I followed the Truenas documentation page for enabling and configuring SMB multichannel, along with the commands given for checking if its enabled. I also saw the traffic split across two network interfaces, which proved to me its working.
Here is the output:
And yes, TrueNas is virtualized in Proxmox. The host has a dual sfp+ Intel X710.
If the NIC that you give to TrueNAS is virtualized and not PCI-e pass through, make sure you add this to cli
service smb config
| smb_options | interfaces="192.168.1.3;speed=25000000000,capability=RSS" |
service smb update smb_options="interfaces=\"192.168.1.3;speed=25000000000,capability=RSS\""
adjust speed to your liking
also make sure that service smb config
shows multichannel | true
also make sure you set Multiqueue to number of CPUs you give to TrueNAS in Proxmox
You dont need to have 2 NICs to have working SMB Multichannel btw
TrueNAS documentation is crap, they completely ignore the fact that working RSS allows multiple SMB connections on a single NIC.
I saw on the microsoft docs that with RSS a single NIC could do multichannel, but figured I would follow the TrueNas docs. I’ve gone ahead and removed the second nic now.
In the TrueNas VM, I set the samba config from your post. Used 10gig as the VM host is connected at 10gig speed. I also restarted the SMB service and rebooted truenas itself.
The RSS, on my desktop still shows as disabled. But this says client, ie my desktop, not truenas? I am confused as to what I need to change where to fix the RSS issue. I greatly appreciate your help debugging this, I think we’ve narrowed my original issue down to the culprit.

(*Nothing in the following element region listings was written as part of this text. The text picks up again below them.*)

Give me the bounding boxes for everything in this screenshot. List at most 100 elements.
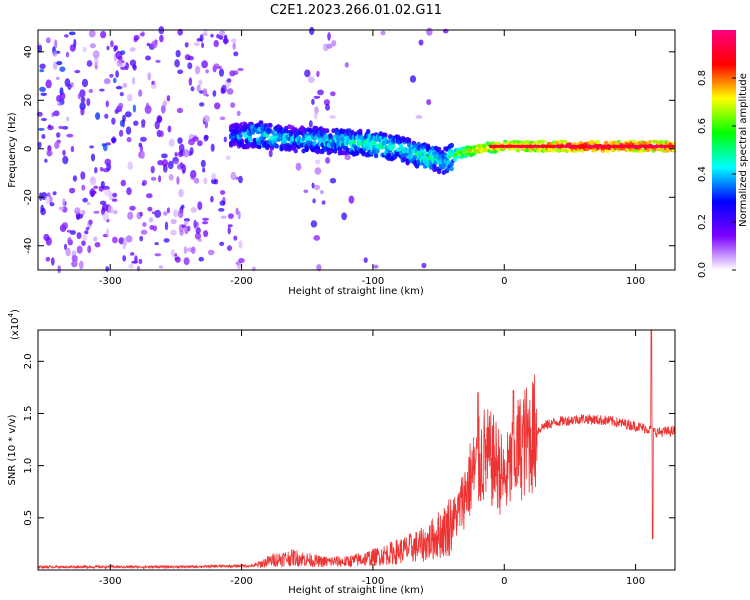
spectrogram-noise-cell [426, 27, 433, 36]
spectrogram-noise-cell [211, 173, 216, 180]
spectrogram-noise-cell [38, 127, 45, 131]
colorbar-tick-label: 0.2 [697, 214, 708, 230]
spectrogram-noise-cell [138, 89, 143, 97]
spectrogram-peak-cell [591, 144, 596, 148]
spectrogram-noise-cell [58, 206, 65, 211]
spectrogram-noise-cell [105, 100, 110, 108]
spectrogram-noise-cell [132, 104, 137, 113]
spectrogram-signal-cell [257, 144, 262, 150]
spectrogram-noise-cell [115, 50, 123, 60]
spectrogram-signal-cell [375, 148, 380, 154]
spectrogram-peak-cell [606, 144, 612, 148]
spectrogram-peak-cell [539, 144, 545, 148]
colorbar: 0.0 0.2 0.4 0.6 0.8 Normalized spectral ampl… [697, 30, 749, 278]
colorbar-gradient [712, 30, 736, 270]
spectrogram-noise-cell [233, 235, 238, 241]
spectrogram-noise-cell [230, 102, 236, 108]
spectrogram-noise-cell [92, 50, 100, 59]
spectrogram-signal-cell [632, 139, 637, 144]
spectrogram-noise-cell [61, 126, 69, 130]
spectrogram-signal-cell [540, 139, 546, 144]
spectrogram-noise-cell [128, 263, 134, 269]
spectrogram-noise-cell [94, 57, 99, 66]
spectrogram-signal-cell [265, 133, 270, 139]
colorbar-ticks: 0.0 0.2 0.4 0.6 0.8 [697, 70, 736, 278]
spectrogram-noise-cell [304, 69, 311, 78]
spectrogram-noise-cell [216, 33, 220, 39]
spectrogram-noise-cell [45, 37, 51, 44]
spectrogram-noise-cell [238, 257, 245, 264]
spectrogram-noise-cell [223, 136, 227, 143]
spectrogram-noise-cell [123, 237, 127, 247]
spectrogram-noise-cell [187, 62, 193, 70]
snr-series-line [37, 329, 676, 570]
spectrogram-noise-cell [163, 238, 170, 243]
spectrogram-noise-cell [111, 117, 116, 125]
spectrogram-noise-cell [142, 179, 147, 186]
spectrogram-noise-cell [107, 205, 113, 214]
spectrogram-noise-cell [218, 68, 225, 77]
spectrogram-noise-cell [363, 257, 368, 263]
spectrogram-noise-cell [126, 187, 132, 196]
spectrogram-noise-cell [39, 69, 45, 73]
spectrogram-peak-cell [666, 144, 671, 148]
spectrogram-noise-cell [409, 75, 417, 83]
spectrogram-noise-cell [52, 191, 57, 196]
spectrogram-peak-cell [567, 144, 573, 148]
spectrogram-noise-cell [56, 61, 63, 66]
spectrogram-noise-cell [120, 179, 127, 187]
spectrogram-peak-cell [504, 144, 510, 148]
spectrogram-noise-cell [331, 40, 337, 47]
spectrogram-noise-cell [312, 198, 316, 204]
spectrogram-noise-cell [150, 165, 155, 174]
spectrogram-noise-cell [320, 190, 324, 195]
spectrogram-noise-cell [212, 90, 217, 97]
spectrogram-noise-cell [47, 145, 52, 152]
spectrogram-signal-cell [604, 140, 609, 145]
spectrogram-noise-cell [227, 226, 231, 235]
spectrogram-noise-cell [237, 67, 244, 72]
spectrogram-noise-cell [85, 227, 90, 231]
spectrogram-cells [36, 26, 677, 274]
spectrogram-noise-cell [151, 80, 155, 85]
spectrogram-noise-cell [41, 134, 46, 139]
spectrogram-noise-cell [163, 211, 168, 216]
spectrogram-noise-cell [176, 164, 183, 170]
spectrogram-noise-cell [76, 213, 84, 219]
spectrogram-noise-cell [106, 228, 109, 236]
spectrogram-noise-cell [89, 145, 95, 149]
spectrogram-noise-cell [309, 26, 315, 36]
spectrogram-noise-cell [119, 92, 124, 97]
spectrogram-noise-cell [67, 83, 72, 90]
spectrogram-peak-cell [536, 144, 541, 148]
spectrogram-noise-cell [87, 245, 92, 254]
spectrogram-noise-cell [134, 255, 138, 264]
spectrogram-signal-cell [528, 148, 533, 153]
spectrogram-frame [37, 29, 676, 271]
snr-x-tick-label: -100 [362, 576, 385, 587]
spectrogram-noise-cell [86, 60, 93, 67]
spectrogram-noise-cell [100, 30, 107, 39]
spectrogram-signal-cell [449, 161, 454, 167]
spectrogram-noise-cell [54, 141, 60, 149]
spectrogram-noise-cell [344, 62, 349, 68]
spectrogram-signal-cell [407, 137, 412, 143]
spectrogram-noise-cell [93, 236, 98, 242]
spectrogram-signal-cell [632, 148, 637, 153]
spectrogram-signal-cell [399, 143, 404, 149]
spectrogram-noise-cell [203, 115, 210, 123]
spectrogram-peak-cell [587, 144, 592, 148]
spectrogram-noise-cell [199, 102, 205, 107]
spectrogram-noise-cell [59, 92, 66, 100]
spectrogram-noise-cell [74, 207, 81, 215]
spectrogram-noise-cell [175, 49, 181, 58]
spectrogram-noise-cell [106, 45, 110, 51]
spectrogram-noise-cell [141, 150, 145, 159]
spectrogram-noise-cell [313, 235, 321, 241]
snr-multiplier-close: ) [10, 309, 21, 313]
spectrogram-noise-cell [197, 140, 203, 147]
snr-multiplier-exp: 4 [7, 312, 15, 317]
spectrogram-noise-cell [202, 221, 209, 225]
spectrogram-noise-cell [197, 238, 203, 242]
snr-y-label: SNR (10 * v/v) [7, 414, 18, 485]
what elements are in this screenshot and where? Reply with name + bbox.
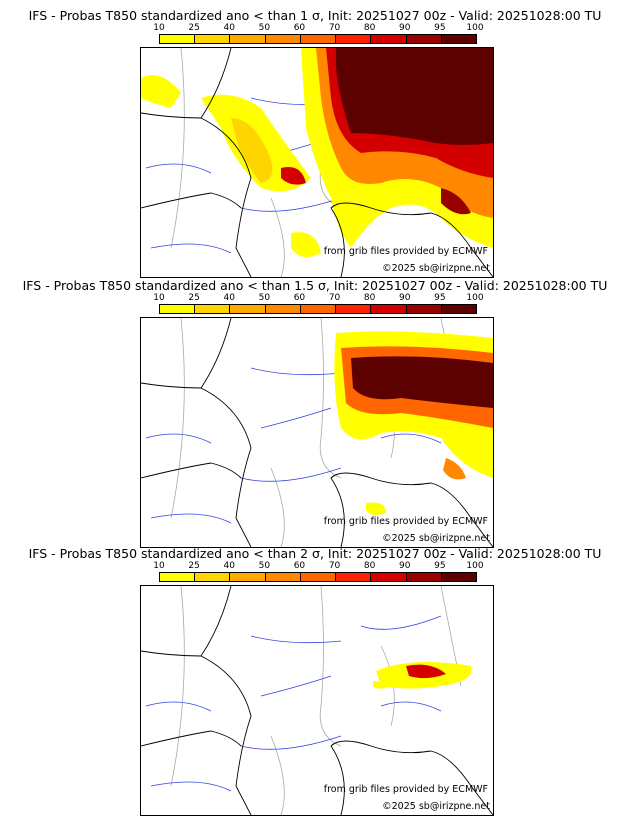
colorbar-swatch [441,305,476,313]
colorbar-swatch [371,573,407,581]
colorbar-swatch [160,573,196,581]
colorbar-swatch [195,305,231,313]
colorbar [159,304,477,314]
colorbar-swatch [406,305,442,313]
colorbar-swatch [441,573,476,581]
colorbar-ticks: 10 25 40 50 60 70 80 90 95 100 [153,293,483,303]
colorbar-swatch [265,35,301,43]
colorbar-tick: 60 [293,293,306,303]
colorbar-swatch [160,35,196,43]
copyright-credit: ©2025 sb@irizpne.net [382,801,490,812]
colorbar-tick: 10 [153,293,165,303]
colorbar-swatch [230,305,266,313]
colorbar-swatch [160,305,196,313]
colorbar-swatch [195,35,231,43]
colorbar-swatch [300,573,337,581]
colorbar-tick: 70 [328,293,341,303]
colorbar-tick: 10 [153,561,165,571]
colorbar-swatch [300,35,337,43]
colorbar-tick: 60 [293,23,306,33]
colorbar-swatch [195,573,231,581]
panel-title: IFS - Probas T850 standardized ano < tha… [22,278,608,293]
colorbar-ticks: 10 25 40 50 60 70 80 90 95 100 [153,23,483,33]
colorbar-tick: 40 [223,293,235,303]
colorbar-swatch [230,35,266,43]
colorbar-tick: 70 [328,23,341,33]
admin-borders [170,586,462,815]
colorbar-swatch [265,305,301,313]
map-canvas [141,48,493,277]
probability-area [141,75,181,108]
probability-area [351,356,493,408]
map: from grib files provided by ECMWF ©2025 … [140,317,494,548]
colorbar-tick: 50 [258,23,271,33]
probability-area [231,118,273,183]
colorbar-swatch [265,573,301,581]
colorbar-tick: 95 [434,23,446,33]
colorbar-tick: 100 [466,561,484,571]
colorbar-swatch [371,305,407,313]
copyright-credit: ©2025 sb@irizpne.net [382,263,490,274]
coastline [141,48,493,277]
colorbar-tick: 100 [466,23,484,33]
colorbar-swatch [230,573,266,581]
colorbar-tick: 80 [363,561,376,571]
colorbar-tick: 40 [223,561,235,571]
colorbar-tick: 90 [399,561,411,571]
colorbar [159,34,477,44]
colorbar-tick: 90 [399,23,411,33]
colorbar-swatch [336,573,372,581]
colorbar-tick: 80 [363,293,376,303]
colorbar-swatch [300,305,337,313]
map-panel: IFS - Probas T850 standardized ano < tha… [0,270,630,548]
probability-area [443,458,466,480]
map-canvas [141,318,493,547]
map: from grib files provided by ECMWF ©2025 … [140,47,494,278]
coastline [141,586,493,815]
colorbar-swatch [336,305,372,313]
colorbar-tick: 60 [293,561,306,571]
source-credit: from grib files provided by ECMWF [323,516,488,527]
colorbar [159,572,477,582]
source-credit: from grib files provided by ECMWF [323,246,488,257]
colorbar-swatch [336,35,372,43]
map-canvas [141,586,493,815]
colorbar-tick: 100 [466,293,484,303]
probability-area [406,664,446,679]
colorbar-tick: 25 [188,293,200,303]
colorbar-tick: 25 [188,23,200,33]
colorbar-tick: 90 [399,293,411,303]
probability-area [441,188,471,215]
colorbar-tick: 50 [258,293,271,303]
source-credit: from grib files provided by ECMWF [323,784,488,795]
colorbar-tick: 25 [188,561,200,571]
colorbar-tick: 70 [328,561,341,571]
coastline [141,318,493,547]
map-panel: IFS - Probas T850 standardized ano < tha… [0,538,630,816]
probability-area [281,167,306,185]
colorbar-swatch [371,35,407,43]
colorbar-swatch [406,573,442,581]
colorbar-ticks: 10 25 40 50 60 70 80 90 95 100 [153,561,483,571]
colorbar-tick: 50 [258,561,271,571]
probability-area [366,502,386,515]
panel-title: IFS - Probas T850 standardized ano < tha… [28,546,602,561]
probability-area [336,48,493,145]
probability-area [373,681,386,689]
colorbar-swatch [441,35,476,43]
panel-title: IFS - Probas T850 standardized ano < tha… [28,8,602,23]
probability-area [291,232,321,257]
colorbar-tick: 95 [434,561,446,571]
colorbar-tick: 40 [223,23,235,33]
colorbar-tick: 80 [363,23,376,33]
colorbar-swatch [406,35,442,43]
rivers [145,615,442,792]
map: from grib files provided by ECMWF ©2025 … [140,585,494,816]
colorbar-tick: 10 [153,23,165,33]
colorbar-tick: 95 [434,293,446,303]
copyright-credit: ©2025 sb@irizpne.net [382,533,490,544]
map-panel: IFS - Probas T850 standardized ano < tha… [0,0,630,278]
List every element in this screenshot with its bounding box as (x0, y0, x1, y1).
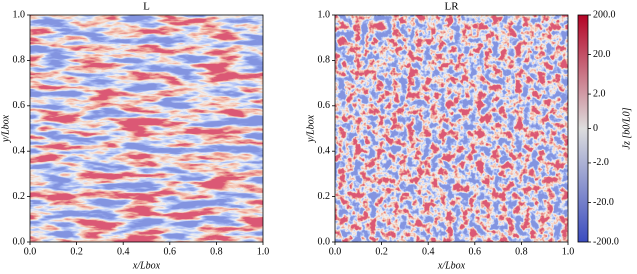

TrueNAS side is good now (just double check Multiqueue setting in Proxmox on virtual nic, it needs to be set to number of CPUs you give to truenas)
Yes, your client NIC needs to support RSS as well. There is usually a setting in the driver on Windows. Sorry thread is a bit long, I don’t remember is your client windows?
Oops, forgot to share the screenshot, set multiqueue to 8, as the truenas VM has 8 cores. To be safe, I restarted the VM as well.
Get-SmbMultichannelConnection | ConvertTo-Json reports currentChannels=4, previously it reported only 1.
I also discovered my 2.5g realtek nic doesnt support RSS, so I switched to a 1g Intel nic that does, and now it reports as RSS capable:

However, even with all this setup, I am still stuck at 50MB/s
CPUs that you provide into TrueNAS - are they set as host? This is very important to provide them as host and not emulated into something else.
For completeness, I would try MTU 9000 / 9014 (win) to see if speed changes.
Yes, the CPU is set as host. Here is my entire proxmox config in case its helpful:
I set the MTU to 9000 on my physical nic (via proxmox) updated the virtual bridge adapter in proxmox to 9000, and set the virtual adapter in the Truenas VM to 9000. In my desktop network properties, I enabled Jumbo Frames and set it to 9014 from the dropdown. Also enabled jumbo frame support on my switch.
Result: Still the same ~50MB/s transfer speeds. 
And just to check I am not insane: I tried copying the same test file from my desktop to my old synology nas, and I am getting full gigabit speeds.
Just to double check, did you do iperf3 test in the direction of copy? I think the one in the first post isn’t exactly correct.
Iperf3 should run as server on NAS, with Windows client connecting.
But yes, the fact that it caps out to 50 is very strange, something is off.